About 2 min

Common usages

ESPnet1

ESPnet2

Multiple GPU TIPs

Note that if you want to use multiple GPUs, the installation of nccl is required before setup.
Currently, espnet1 only supports multiple GPU training within a single node. The distributed setup across multiple nodes is only supported in espnet2.
We don't support multiple GPU inference. Instead, please split the recognition task for multiple jobs and distribute these split jobs to multiple GPUs.
If you cannot get enough speed improvement with multiple GPUs, you should first check the GPU usage by nvidia-smi. If the GPU-Util percentage is low, the bottleneck will come from disk access. You can apply data prefetching by --n-iter-processes 2 in your run.sh to mitigate the problem. Note that this data prefetching consumes a lot of CPU memory, so please be careful when you increase the number of processes.
The behavior of batch size in ESPnet2 during multi-GPU training is different from that in ESPnet1. In ESPnet2, the total batch size is not changed regardless of the number of GPUs. Therefore, you need to manually increase the batch size if you increase the number of GPUs. Please refer to this doc for more information.

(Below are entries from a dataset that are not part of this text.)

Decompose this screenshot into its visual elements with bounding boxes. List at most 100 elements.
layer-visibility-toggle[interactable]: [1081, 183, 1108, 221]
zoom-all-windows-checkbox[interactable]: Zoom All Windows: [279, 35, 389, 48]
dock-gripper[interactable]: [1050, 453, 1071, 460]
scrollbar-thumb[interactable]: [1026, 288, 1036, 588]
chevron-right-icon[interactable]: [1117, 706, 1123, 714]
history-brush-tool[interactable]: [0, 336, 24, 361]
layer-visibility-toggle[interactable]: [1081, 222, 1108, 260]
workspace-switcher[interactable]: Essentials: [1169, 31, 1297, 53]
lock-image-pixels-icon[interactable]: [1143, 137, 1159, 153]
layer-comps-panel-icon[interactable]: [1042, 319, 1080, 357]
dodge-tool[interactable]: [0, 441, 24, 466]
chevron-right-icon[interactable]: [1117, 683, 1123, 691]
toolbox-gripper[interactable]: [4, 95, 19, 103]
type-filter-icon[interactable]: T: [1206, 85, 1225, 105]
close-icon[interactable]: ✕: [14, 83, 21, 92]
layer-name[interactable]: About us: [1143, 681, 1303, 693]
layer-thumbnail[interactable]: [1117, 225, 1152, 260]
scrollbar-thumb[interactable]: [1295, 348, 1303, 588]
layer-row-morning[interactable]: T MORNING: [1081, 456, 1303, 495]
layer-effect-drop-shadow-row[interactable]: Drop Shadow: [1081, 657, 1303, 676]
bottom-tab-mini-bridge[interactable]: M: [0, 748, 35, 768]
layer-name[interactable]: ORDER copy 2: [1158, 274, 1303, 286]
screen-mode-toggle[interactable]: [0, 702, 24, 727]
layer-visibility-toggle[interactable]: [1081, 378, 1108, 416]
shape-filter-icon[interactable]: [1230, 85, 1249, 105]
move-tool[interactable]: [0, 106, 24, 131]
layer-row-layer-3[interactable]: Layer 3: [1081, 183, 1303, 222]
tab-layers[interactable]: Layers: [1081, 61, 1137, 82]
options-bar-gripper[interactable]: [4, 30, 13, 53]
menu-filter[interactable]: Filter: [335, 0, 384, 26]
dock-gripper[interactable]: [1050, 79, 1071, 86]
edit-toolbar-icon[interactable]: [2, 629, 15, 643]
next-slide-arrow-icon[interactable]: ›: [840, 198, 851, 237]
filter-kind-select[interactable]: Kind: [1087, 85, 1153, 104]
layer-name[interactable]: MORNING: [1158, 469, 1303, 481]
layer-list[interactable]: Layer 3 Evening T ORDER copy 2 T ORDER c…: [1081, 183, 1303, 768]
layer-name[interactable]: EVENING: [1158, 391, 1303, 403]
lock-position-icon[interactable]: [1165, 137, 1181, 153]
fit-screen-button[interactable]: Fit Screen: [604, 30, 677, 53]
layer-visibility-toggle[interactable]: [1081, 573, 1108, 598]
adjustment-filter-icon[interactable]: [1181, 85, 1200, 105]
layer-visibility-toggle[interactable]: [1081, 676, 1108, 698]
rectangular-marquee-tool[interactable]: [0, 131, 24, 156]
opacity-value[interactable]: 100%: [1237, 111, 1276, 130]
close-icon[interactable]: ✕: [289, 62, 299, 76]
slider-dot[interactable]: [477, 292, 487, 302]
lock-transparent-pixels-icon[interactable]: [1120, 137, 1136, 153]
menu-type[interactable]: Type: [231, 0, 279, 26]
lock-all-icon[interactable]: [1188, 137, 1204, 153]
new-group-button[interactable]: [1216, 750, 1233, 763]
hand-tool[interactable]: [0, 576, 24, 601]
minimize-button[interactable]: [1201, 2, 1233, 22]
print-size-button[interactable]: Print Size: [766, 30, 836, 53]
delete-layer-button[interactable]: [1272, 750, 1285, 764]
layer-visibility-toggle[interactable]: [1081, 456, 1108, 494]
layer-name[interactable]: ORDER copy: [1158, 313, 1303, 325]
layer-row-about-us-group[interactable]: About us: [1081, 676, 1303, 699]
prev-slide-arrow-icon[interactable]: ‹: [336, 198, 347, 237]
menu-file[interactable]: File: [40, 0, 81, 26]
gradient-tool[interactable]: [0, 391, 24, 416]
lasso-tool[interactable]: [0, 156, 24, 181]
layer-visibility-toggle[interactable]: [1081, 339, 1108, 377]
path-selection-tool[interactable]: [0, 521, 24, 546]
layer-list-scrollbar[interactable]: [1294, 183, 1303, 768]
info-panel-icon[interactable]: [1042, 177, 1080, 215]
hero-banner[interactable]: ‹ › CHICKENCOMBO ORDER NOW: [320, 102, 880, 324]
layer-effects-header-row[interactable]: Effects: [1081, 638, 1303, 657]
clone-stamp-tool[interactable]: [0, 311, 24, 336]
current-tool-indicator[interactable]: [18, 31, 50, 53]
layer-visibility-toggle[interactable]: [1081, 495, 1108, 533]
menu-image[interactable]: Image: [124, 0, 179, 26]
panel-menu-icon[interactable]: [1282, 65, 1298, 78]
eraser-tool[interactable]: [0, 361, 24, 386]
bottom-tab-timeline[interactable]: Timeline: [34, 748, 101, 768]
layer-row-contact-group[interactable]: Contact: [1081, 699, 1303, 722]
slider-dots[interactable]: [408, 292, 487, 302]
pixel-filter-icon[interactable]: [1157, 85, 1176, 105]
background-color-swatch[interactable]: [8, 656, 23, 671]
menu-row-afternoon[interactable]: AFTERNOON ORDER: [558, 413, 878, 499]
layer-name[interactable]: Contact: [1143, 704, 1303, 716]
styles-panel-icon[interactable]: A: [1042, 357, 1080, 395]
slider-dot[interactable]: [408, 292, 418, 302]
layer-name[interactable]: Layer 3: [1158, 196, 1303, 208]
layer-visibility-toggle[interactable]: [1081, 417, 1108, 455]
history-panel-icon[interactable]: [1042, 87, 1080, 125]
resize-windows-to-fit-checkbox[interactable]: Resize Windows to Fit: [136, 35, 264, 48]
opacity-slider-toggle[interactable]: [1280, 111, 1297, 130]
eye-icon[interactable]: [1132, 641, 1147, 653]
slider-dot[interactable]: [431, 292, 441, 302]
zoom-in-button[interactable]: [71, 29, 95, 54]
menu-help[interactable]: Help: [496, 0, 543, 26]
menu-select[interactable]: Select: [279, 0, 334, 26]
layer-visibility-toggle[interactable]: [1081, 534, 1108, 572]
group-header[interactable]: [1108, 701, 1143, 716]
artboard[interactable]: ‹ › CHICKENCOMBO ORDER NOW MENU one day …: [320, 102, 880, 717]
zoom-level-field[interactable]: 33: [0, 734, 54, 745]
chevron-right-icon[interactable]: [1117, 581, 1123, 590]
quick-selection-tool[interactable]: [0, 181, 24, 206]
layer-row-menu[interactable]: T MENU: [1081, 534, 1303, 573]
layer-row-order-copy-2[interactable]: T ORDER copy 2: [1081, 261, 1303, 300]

Start from the middle stage or stop at the specified stage

run.sh has multiple stages, including data preparation, training, etc., so you may likely want to start from the specified stage if some stages failed for some reason, for example.

You can start from the specified stage as follows and stop the process at the specified stage:

# Start from 3rd stage and stop at 5th stage
$ ./run.sh --stage 3 --stop-stage 5

CTC, attention, and hybrid CTC/attention

ESPnet can easily switch the model's training/decoding mode from CTC, attention, and hybrid CTC/attention.

Each mode can be trained by specifying mtlalpha (espnet1) ctc_weight (espnet2):

espnet1

# hybrid CTC/attention (default)
mtlalpha: 0.3

# CTC
mtlalpha: 1.0

# attention
mtlalpha: 0.0

espnet2

# hybrid CTC/attention (default)
model_conf:
    ctc_weight: 0.3

# CTC
model_conf:
    ctc_weight: 1.0

# attention
model_conf:
    ctc_weight: 0.0

Decoding for each mode can be done using the following decoding configurations:

espnet1

# hybrid CTC/attention (default)
ctc-weight: 0.3
beam-size: 10

# CTC
ctc-weight: 1.0
## for best path decoding
api: v1 # default setting (can be omitted)
## for prefix search decoding w/ beam search
api: v2
beam-size: 10

# attention
ctc-weight: 0.0
beam-size: 10
maxlenratio: 0.8
minlenratio: 0.3

espnet2

# hybrid CTC/attention (default)
ctc_weight: 0.3
beam_size: 10

# CTC
ctc_weight: 1.0
beam_size: 10

# attention
ctc_weight: 0.0
beam_size: 10
maxlenratio: 0.8
minlenratio: 0.3

The CTC mode does not compute the validation accuracy, and the optimum model is selected with its loss value, e.g.,
- espnet1
```
best_model_criterion:
-   - valid
    - cer_ctc
    - min
```
- espnet2
```
./run.sh --recog_model model.loss.best
```
The pure attention mode requires setting the maximum and minimum hypothesis length (--maxlenratio and --minlenratio) appropriately. In general, if you have more insertion errors, you can decrease the maxlenratio value, while if you have more deletion errors, you can increase the minlenratio value. Note that the optimum values depend on the ratio of the input frame and output label lengths, which are changed for each language and each BPE unit.
Negative maxlenratio can be used to set the constant maximum hypothesis length independently from the number of input frames. If maxlenratio is set to -1, the decoding will always stop after the first output, which can be used to emulate the utterance classification tasks. This is suitable for some spoken language understanding and speaker identification tasks.
About the effectiveness of hybrid CTC/attention during training and recognition, see [2] and [3]. For example, hybrid CTC/attention is not sensitive to the above maximum and minimum hypothesis heuristics.